Cadets learn leadership skills during weekend at Fort Custer
Robert Singer | Monday, September 28, 2009
Army ROTC cadets from Notre Dame, Holy Cross and Saint Mary’s College returned Sunday afternoon after a weekend-long training exercise at Fort Custer near Battle Creek, Mich., where they honed their skills in navigation, combat and leadership, senior cadet Scott Vitter said.
Daytime and nighttime land navigation, squad training exercises and leader reaction courses comprised the bulk of the weekend, which began for the 92 cadets at noon on Friday, Vitter said.
In the “real army,” junior cadet Geralyn Janke said, GPS and other systems aid land navigation, but to evaluate ROTC cadets and to prepare them for technology failures, they were given nothing but grid coordinates, a map, compass and protractor over the weekend to locate their target – an orange and white box somewhere in the woods.
Janke also said she participated in a leader reaction course. This exercise, according to Vitter, “tests a squad leader’s ability to formulate a plan on the spot and formulate it effectively with the peers in his squad.
“The one I led today was a simulated mine field,” Janke said. “We had two ammo boxes and two long poles to get across this mine field, and none of the cadets could touch the gravel ground. We had to get all the cadets and all the equipment to the other side.”
Senior cadet Marina Rodriguez explained the squad training exercises.
“The juniors take turns being the leader for the mission. They’re leading a mission that the squad must execute, then they make a plan to get them from the starting point to the end point,” she said. “The missions include a general attack, an ambush, attacking a fortified position, reacting to contact.”
Rodriguez also discussed how the Army prepares its cadets for carrying out missions in cultures that may seem unfamiliar.
“We try and have our enemy forces try to mimic the culture of what the current combat situation is in Iraq and Afghanistan,” she said.
According to Rodriguez, “respecting their culture, and at the same time, doing it in a way that doesn’t affect the mission” was the goal of role-playing exercises that teamed ROTC cadets up with an “ally” from another culture to accomplish an objective.
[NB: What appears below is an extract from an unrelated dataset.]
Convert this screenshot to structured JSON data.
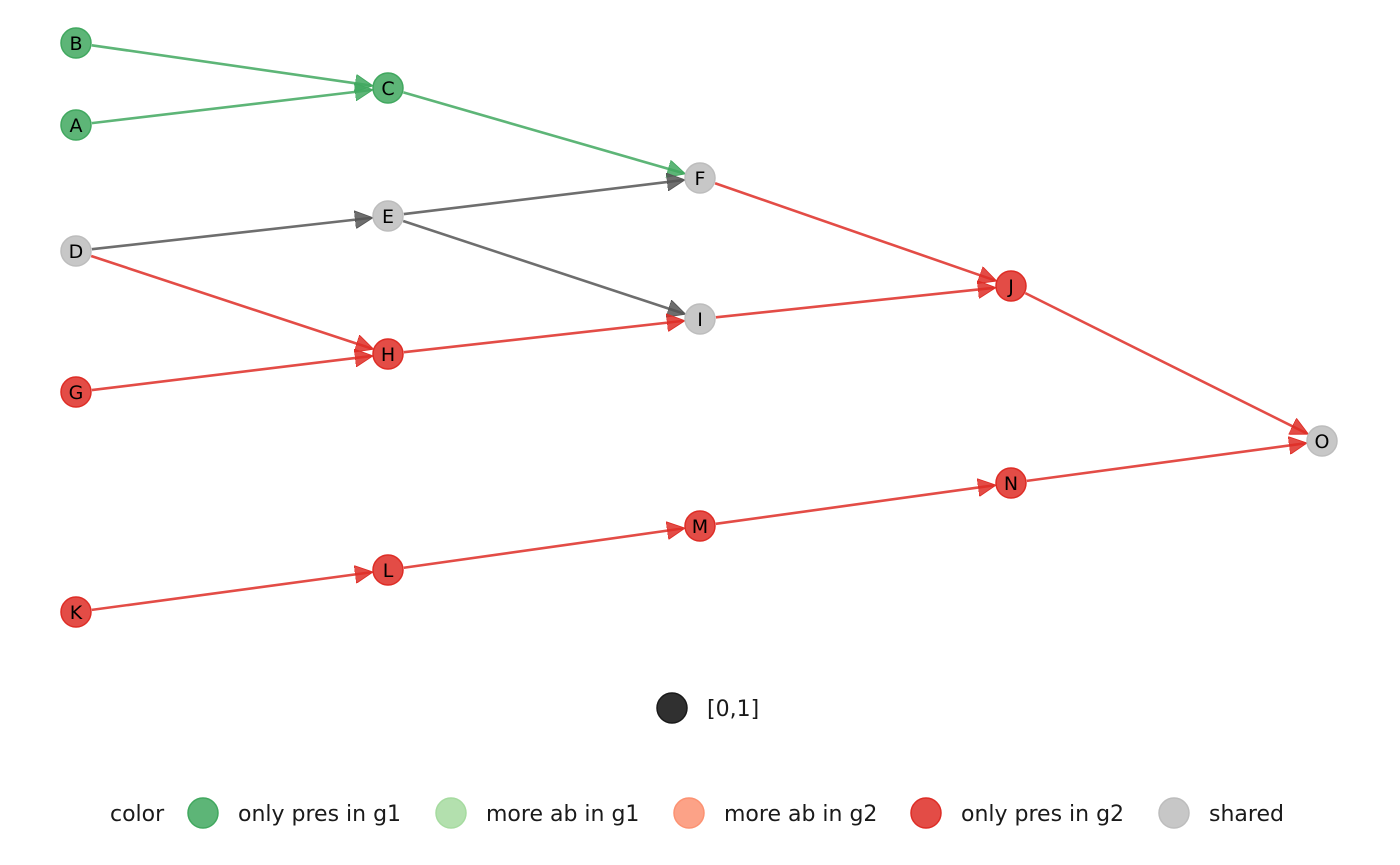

“A lot of the times, we’d have to link up with a person from a made-up culture,” she said. “They’d have to link up with that person and get that person to work with them.”
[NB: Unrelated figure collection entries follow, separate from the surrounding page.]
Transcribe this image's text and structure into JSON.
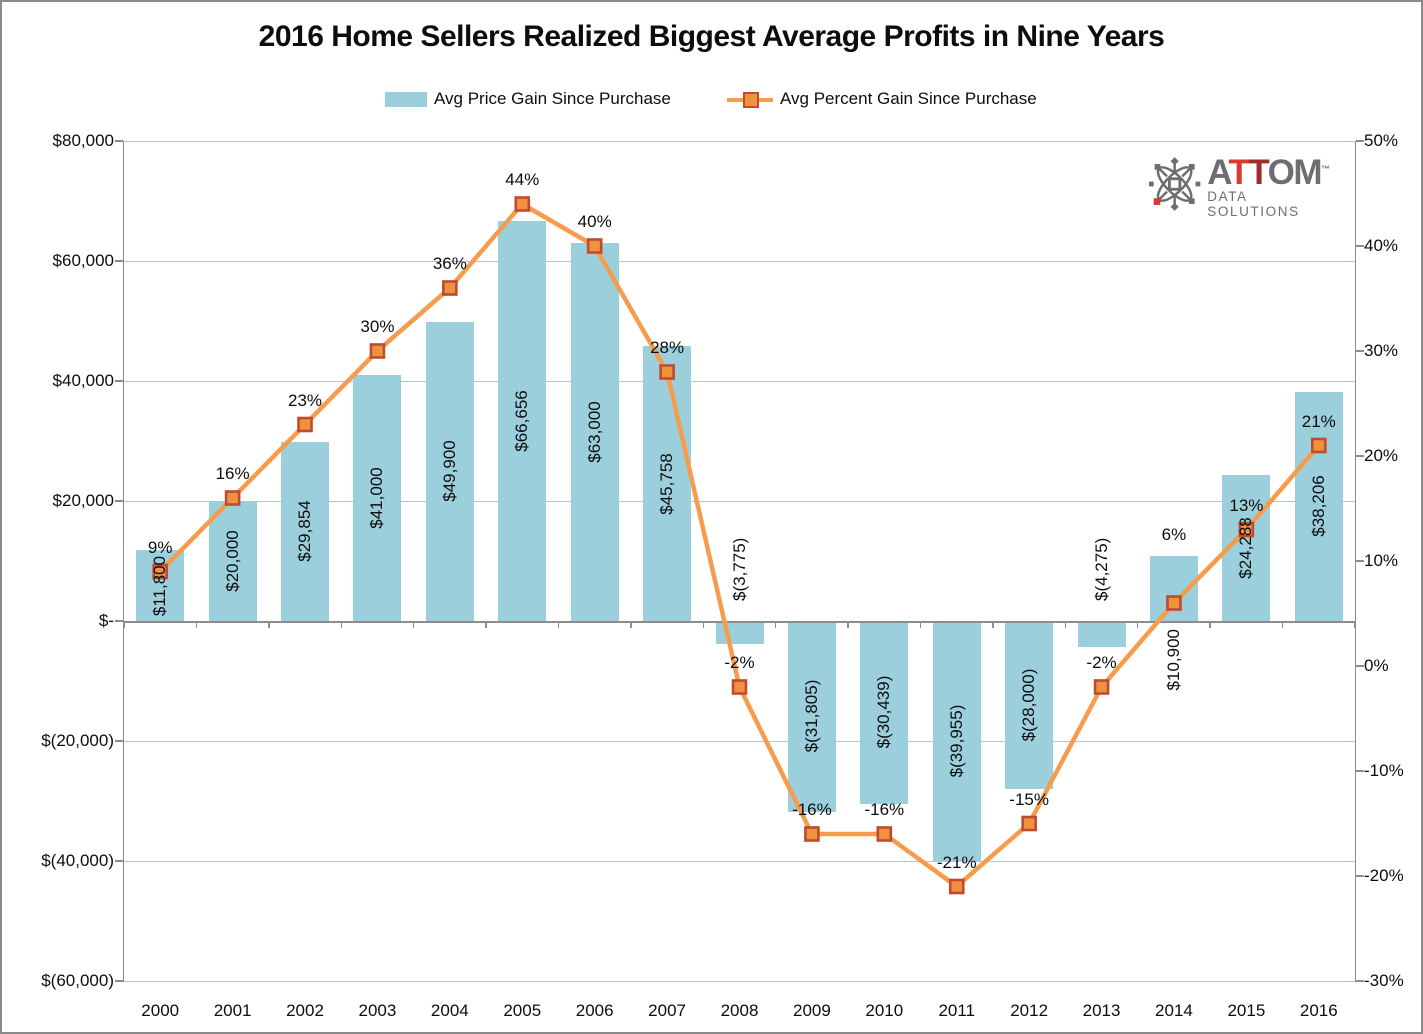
{
  "title": "2016 Home Sellers Realized Biggest Average Profits in Nine Years",
  "legend": {
    "bar_label": "Avg Price Gain Since Purchase",
    "line_label": "Avg Percent Gain Since Purchase"
  },
  "logo": {
    "letter_a": "A",
    "letter_t1": "T",
    "letter_t2": "T",
    "letters_om": "OM",
    "trademark": "™",
    "subtitle": "DATA SOLUTIONS"
  },
  "colors": {
    "bar_fill": "#9BCFDC",
    "line": "#F79B4D",
    "marker_fill": "#F0913D",
    "marker_border": "#BE4B30",
    "gridline": "#AFC3E0",
    "axis": "#8C8C8C",
    "text": "#0d0d0d",
    "logo_gray": "#6D6E71",
    "logo_red_bright": "#D93A2B",
    "logo_red_dark": "#A32C26"
  },
  "chart_data": {
    "type": "bar+line combo",
    "title": "2016 Home Sellers Realized Biggest Average Profits in Nine Years",
    "categories": [
      "2000",
      "2001",
      "2002",
      "2003",
      "2004",
      "2005",
      "2006",
      "2007",
      "2008",
      "2009",
      "2010",
      "2011",
      "2012",
      "2013",
      "2014",
      "2015",
      "2016"
    ],
    "series": [
      {
        "name": "Avg Price Gain Since Purchase",
        "type": "bar",
        "axis": "left",
        "values": [
          11800,
          20000,
          29854,
          41000,
          49900,
          66656,
          63000,
          45758,
          -3775,
          -31805,
          -30439,
          -39955,
          -28000,
          -4275,
          10900,
          24288,
          38206
        ],
        "labels": [
          "$11,800",
          "$20,000",
          "$29,854",
          "$41,000",
          "$49,900",
          "$66,656",
          "$63,000",
          "$45,758",
          "$(3,775)",
          "$(31,805)",
          "$(30,439)",
          "$(39,955)",
          "$(28,000)",
          "$(4,275)",
          "$10,900",
          "$24,288",
          "$38,206"
        ]
      },
      {
        "name": "Avg Percent Gain Since Purchase",
        "type": "line",
        "axis": "right",
        "values": [
          9,
          16,
          23,
          30,
          36,
          44,
          40,
          28,
          -2,
          -16,
          -16,
          -21,
          -15,
          -2,
          6,
          13,
          21
        ],
        "labels": [
          "9%",
          "16%",
          "23%",
          "30%",
          "36%",
          "44%",
          "40%",
          "28%",
          "-2%",
          "-16%",
          "-16%",
          "-21%",
          "-15%",
          "-2%",
          "6%",
          "13%",
          "21%"
        ]
      }
    ],
    "left_axis": {
      "ticks": [
        "$80,000",
        "$60,000",
        "$40,000",
        "$20,000",
        "$-",
        "$(20,000)",
        "$(40,000)",
        "$(60,000)"
      ],
      "min": -60000,
      "max": 80000,
      "step": 20000
    },
    "right_axis": {
      "ticks": [
        "50%",
        "40%",
        "30%",
        "20%",
        "10%",
        "0%",
        "-10%",
        "-20%",
        "-30%"
      ],
      "min": -30,
      "max": 50,
      "step": 10
    },
    "grid": "horizontal",
    "legend_position": "top"
  }
}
Upper and lowerclassmen have different responsibilities as Army ROTC cadets, Vitter said.
“For the younger cadets, it was a time where they were learning and perfecting their skills at things like land navigation and other practical skills like movement during a squad training exercise, which we call STX,” he said. “It was a time for them to learn, improve and perfect their practical knowledge.”
As Army ROTC cadets progress through the program, they are granted additional leadership responsibilities at the field training exercise each year, Vitter said.
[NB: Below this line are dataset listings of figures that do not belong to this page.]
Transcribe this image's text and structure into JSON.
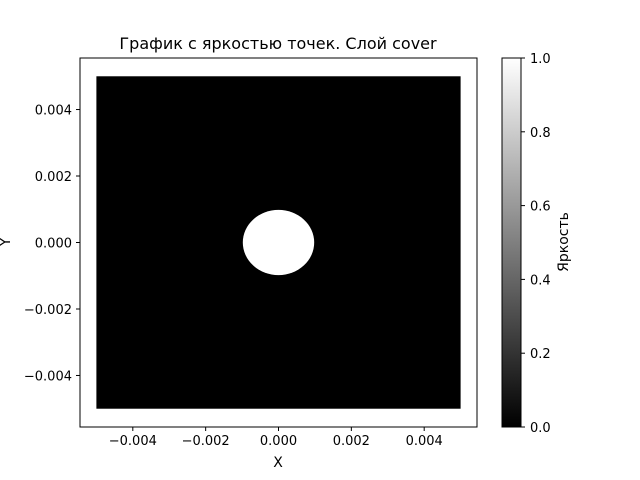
{
  "chart_data": {
    "type": "heatmap",
    "title": "График с яркостью точек. Слой cover",
    "xlabel": "X",
    "ylabel": "Y",
    "xlim": [
      -0.00545,
      0.00545
    ],
    "ylim": [
      -0.00555,
      0.00555
    ],
    "x_ticks": [
      {
        "value": -0.004,
        "label": "−0.004"
      },
      {
        "value": -0.002,
        "label": "−0.002"
      },
      {
        "value": 0.0,
        "label": "0.000"
      },
      {
        "value": 0.002,
        "label": "0.002"
      },
      {
        "value": 0.004,
        "label": "0.004"
      }
    ],
    "y_ticks": [
      {
        "value": -0.004,
        "label": "−0.004"
      },
      {
        "value": -0.002,
        "label": "−0.002"
      },
      {
        "value": 0.0,
        "label": "0.000"
      },
      {
        "value": 0.002,
        "label": "0.002"
      },
      {
        "value": 0.004,
        "label": "0.004"
      }
    ],
    "point_region": {
      "x_range": [
        -0.005,
        0.005
      ],
      "y_range": [
        -0.005,
        0.005
      ],
      "brightness": 0.0,
      "color": "#000000"
    },
    "bright_disk": {
      "center": [
        0.0,
        0.0
      ],
      "radius": 0.00098,
      "brightness": 1.0,
      "color": "#ffffff"
    },
    "colorbar": {
      "label": "Яркость",
      "cmap": [
        "#000000",
        "#ffffff"
      ],
      "range": [
        0.0,
        1.0
      ],
      "ticks": [
        {
          "value": 0.0,
          "label": "0.0"
        },
        {
          "value": 0.2,
          "label": "0.2"
        },
        {
          "value": 0.4,
          "label": "0.4"
        },
        {
          "value": 0.6,
          "label": "0.6"
        },
        {
          "value": 0.8,
          "label": "0.8"
        },
        {
          "value": 1.0,
          "label": "1.0"
        }
      ]
    },
    "grid": false,
    "legend": false
  }
}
“The difference is night and day, as a soon-to-be-commissioned officer and as a freshman, sophomore and junior. The difference between execution and planning is enormous. You gain an appreciation for the logistical problems for coordinating a weekend for 92 cadets two hours away,” he said. “You don’t get to play as much, you don’t get to shoot people – it’s much more hands off.”
For junior cadets, according to Holy Cross junior Ned Flynn, the training exercise will go a long way toward preparing them for a Leader Development and Assessment Course next summer.
“It’s made me more confident and taught me more about myself and how to work as a team,” he said.
Upon graduation, cadets are commissioned as second lieutenants in the U.S. Army.
Army ROTC’s training exercise is held twice each year in the fall and spring.